Now 48, Will Wright has yet to make it to the Milky Way, but he can take some pride in having created the best-selling PC game franchise of all time, The Sims. First released in 2000, the video game has sold over 100 million copies across the globe.

Will Wright

Will Wright, creator of Spore and The Sims.

(Credit: Electronic Arts/Maxis)

Developed at Maxis, which was co-founded by Wright and is now part of Electronic Arts, The Sims shot the American game designer to fame, earning him widespread recognition as one of the most important figures in the realm of video games.

Wright was in Singapore for the first time this week as part of a global promotional tour for EA's much-anticipated simulation game Spore, slated for mass release September 7.

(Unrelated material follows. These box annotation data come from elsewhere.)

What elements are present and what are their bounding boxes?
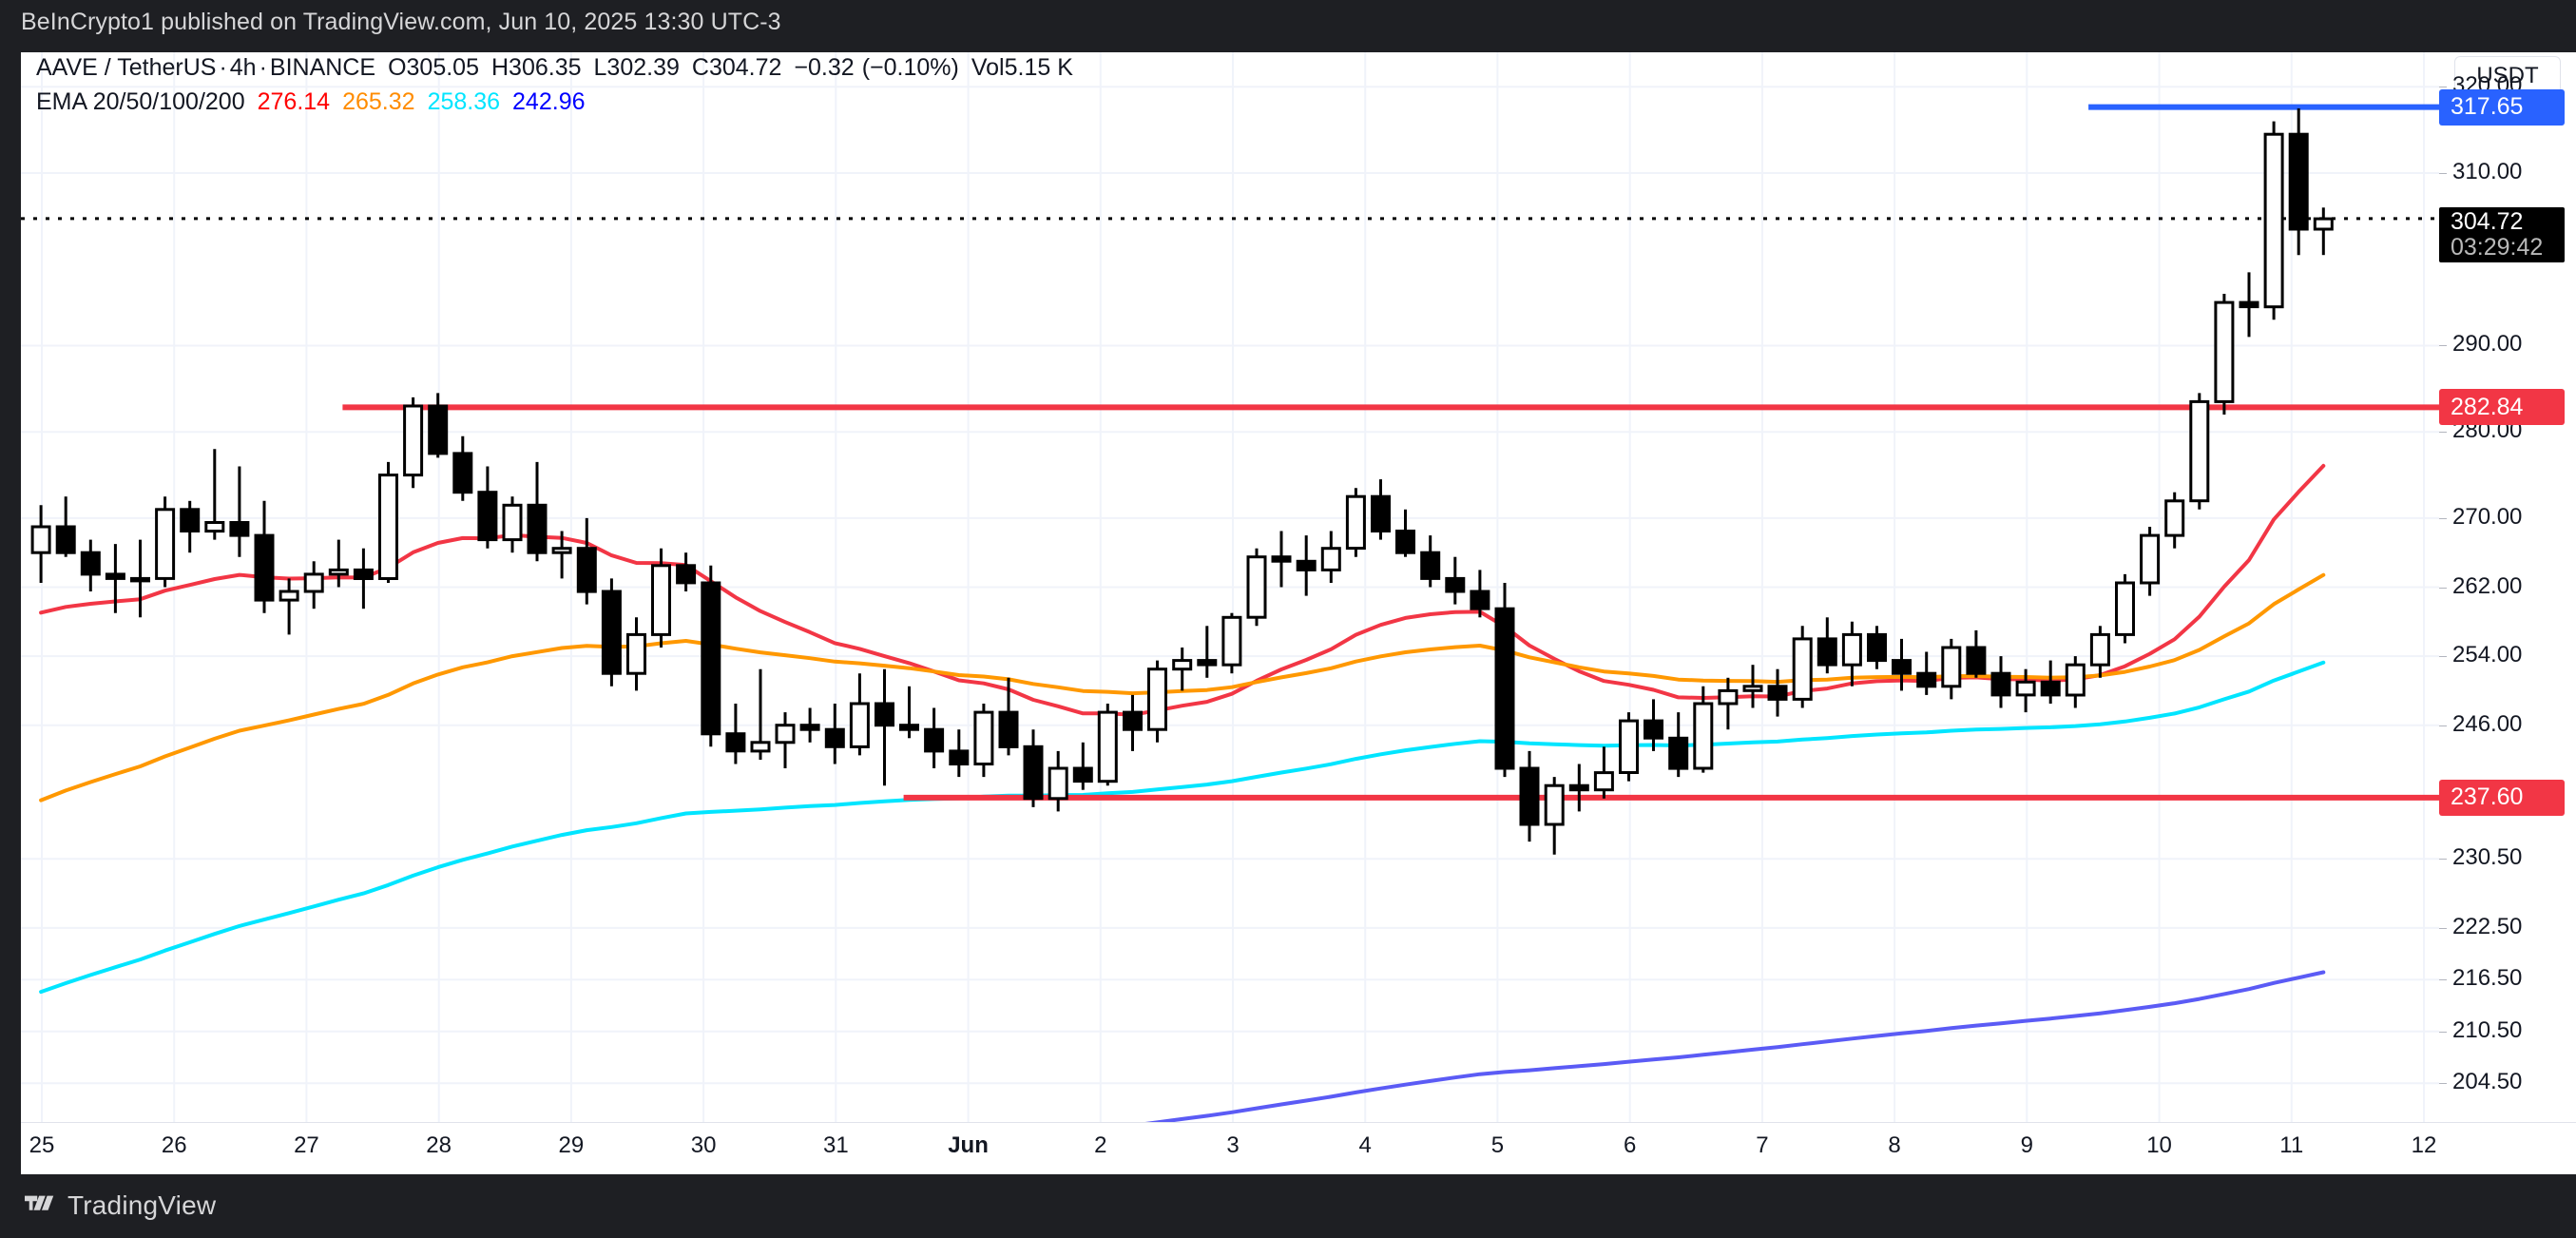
price-badge-support-red: 237.60	[2439, 779, 2565, 816]
level-lines	[21, 104, 2439, 801]
time-tick-label: 4	[1358, 1132, 1372, 1158]
price-tick-mark	[2439, 432, 2447, 434]
tradingview-branding: TradingView	[25, 1190, 216, 1221]
bottom-bar	[0, 1174, 2576, 1238]
time-tick-label: 5	[1490, 1132, 1505, 1158]
time-tick-label: 12	[2411, 1132, 2437, 1158]
candlestick-svg	[21, 52, 2439, 1122]
chart-plot-area[interactable]: AAVE / TetherUS · 4h · BINANCE O305.05 H306.35…	[21, 52, 2439, 1122]
price-tick-label: 310.00	[2452, 159, 2523, 185]
price-tick-label: 216.50	[2452, 965, 2523, 992]
time-tick-label: 8	[1888, 1132, 1901, 1158]
last-price-value: 304.72	[2451, 207, 2524, 235]
price-tick-mark	[2439, 979, 2447, 981]
time-tick-label: 29	[558, 1132, 585, 1158]
price-tick-mark	[2439, 656, 2447, 658]
price-badge-last: 304.72 03:29:42	[2439, 206, 2565, 262]
grid-lines	[21, 52, 2439, 1122]
time-tick-label: 11	[2279, 1132, 2304, 1158]
time-tick-label: 7	[1756, 1132, 1769, 1158]
price-tick-mark	[2439, 1083, 2447, 1085]
attribution-text: BeInCrypto1 published on TradingView.com…	[21, 9, 781, 35]
time-tick-label: 28	[426, 1132, 452, 1158]
price-tick-label: 246.00	[2452, 710, 2523, 737]
price-tick-label: 210.50	[2452, 1016, 2523, 1043]
bar-countdown: 03:29:42	[2451, 233, 2544, 261]
time-tick-label: 25	[29, 1132, 55, 1158]
time-axis[interactable]: 25 26 27 28 29 30 31 Jun 2 3 4 5 6 7 8 9 10 11 12	[21, 1122, 2576, 1175]
price-tick-label: 204.50	[2452, 1069, 2523, 1095]
time-tick-label: 31	[822, 1132, 849, 1158]
price-tick-mark	[2439, 587, 2447, 589]
tradingview-wordmark: TradingView	[67, 1190, 217, 1220]
price-tick-mark	[2439, 345, 2447, 347]
time-tick-label: 3	[1226, 1132, 1240, 1158]
left-gutter	[0, 52, 21, 1174]
price-tick-mark	[2439, 1031, 2447, 1033]
price-tick-mark	[2439, 859, 2447, 861]
time-tick-label: 26	[161, 1132, 187, 1158]
price-badge-resistance-blue: 317.65	[2439, 88, 2565, 126]
price-tick-label: 290.00	[2452, 331, 2523, 358]
time-tick-label: 30	[690, 1132, 717, 1158]
price-tick-mark	[2439, 927, 2447, 929]
time-tick-label: Jun	[948, 1132, 989, 1158]
attribution-bar: BeInCrypto1 published on TradingView.com…	[0, 0, 2576, 52]
price-tick-mark	[2439, 173, 2447, 175]
time-tick-label: 2	[1094, 1132, 1107, 1158]
candles	[30, 108, 2334, 855]
price-tick-mark	[2439, 517, 2447, 519]
time-tick-label: 6	[1623, 1132, 1637, 1158]
tradingview-logo-icon	[25, 1195, 54, 1210]
price-tick-label: 230.50	[2452, 844, 2523, 871]
price-axis[interactable]: USDT 320.00 310.00 290.00 280.00 270.00 262.0…	[2439, 52, 2576, 1122]
price-tick-mark	[2439, 725, 2447, 726]
time-tick-label: 27	[294, 1132, 319, 1158]
time-tick-label: 10	[2146, 1132, 2172, 1158]
price-tick-label: 254.00	[2452, 642, 2523, 668]
time-tick-label: 9	[2020, 1132, 2034, 1158]
chart-pane: AAVE / TetherUS · 4h · BINANCE O305.05 H306.35…	[21, 52, 2576, 1175]
price-badge-resistance-red: 282.84	[2439, 389, 2565, 426]
price-tick-label: 222.50	[2452, 913, 2523, 939]
price-tick-label: 270.00	[2452, 503, 2523, 530]
price-tick-label: 262.00	[2452, 572, 2523, 599]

During a game demo, he said the concept for Spore was spawned from a desire to encapsulate everything else that The Sims was unable to--leading to his initial moniker for the game, "SimsEverything."

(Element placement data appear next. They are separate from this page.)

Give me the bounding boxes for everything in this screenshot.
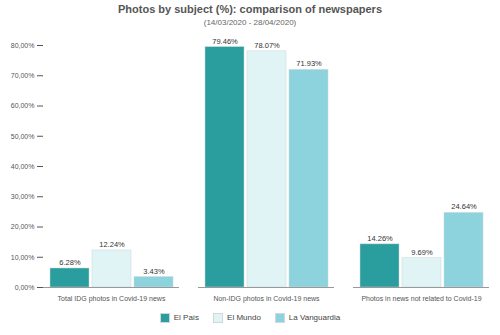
svg-text:71.93%: 71.93% bbox=[296, 59, 322, 68]
html-text:Photos by subject (%): compari: Photos by subject (%): comparison of new… bbox=[118, 3, 382, 15]
svg-text:80,00%: 80,00% bbox=[11, 42, 35, 49]
svg-text:10,00%: 10,00% bbox=[11, 253, 35, 260]
svg-text:Total IDG photos in Covid-19 n: Total IDG photos in Covid-19 news bbox=[58, 295, 166, 303]
html-text:(14/03/2020 - 28/04/2020): (14/03/2020 - 28/04/2020) bbox=[203, 18, 297, 27]
svg-text:9.69%: 9.69% bbox=[411, 248, 433, 257]
svg-text:79.46%: 79.46% bbox=[212, 37, 238, 46]
html-text:La Vanguardia: La Vanguardia bbox=[288, 313, 341, 322]
svg-text:30,00%: 30,00% bbox=[11, 193, 35, 200]
svg-text:Photos in news not related to: Photos in news not related to Covid-19 bbox=[361, 295, 481, 302]
svg-text:60,00%: 60,00% bbox=[11, 102, 35, 109]
svg-text:12.24%: 12.24% bbox=[99, 240, 125, 249]
html-text:El Mundo: El Mundo bbox=[227, 313, 261, 322]
svg-text:0,00%: 0,00% bbox=[15, 284, 35, 291]
svg-text:6.28%: 6.28% bbox=[59, 258, 81, 267]
svg-text:70,00%: 70,00% bbox=[11, 72, 35, 79]
svg-text:Non-IDG photos in Covid-19 new: Non-IDG photos in Covid-19 news bbox=[213, 295, 320, 303]
svg-text:78.07%: 78.07% bbox=[254, 41, 280, 50]
svg-text:24.64%: 24.64% bbox=[451, 202, 477, 211]
svg-text:50,00%: 50,00% bbox=[11, 132, 35, 139]
svg-text:40,00%: 40,00% bbox=[11, 163, 35, 170]
html-text:El País: El País bbox=[173, 313, 199, 322]
svg-text:14.26%: 14.26% bbox=[367, 234, 393, 243]
svg-text:3.43%: 3.43% bbox=[143, 267, 165, 276]
svg-text:20,00%: 20,00% bbox=[11, 223, 35, 230]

His inspiration for the game also came from the Search for Extra Terrestrial Intelligence (SETI) Institute, an organization that aims to explore the origin of life and seek potential life-forms in the universe.

Wright explained that the fundamental concept behind entities such as SETI and the Drake Equation all seek to answer one simple question: "Is there somebody out there?" Developed by astrophysics professor Frank Drake, the Drake Equation attempts to estimate the number of extraterrestrial civilizations in the galaxy.

With these in mind, Wright laid the foundation for Spore. Set in the backdrop of space galaxy, the game lets players develop civilizations and create species, allowing these creatures to evolve from a unicellular organism into intelligent social beings.

Described by Wright as a unique hybrid of single-player and massively multiplayer online games, Spore can be played as a standalone single-player game, as well as an online real-time strategy game where players can develop and share their own user-created content.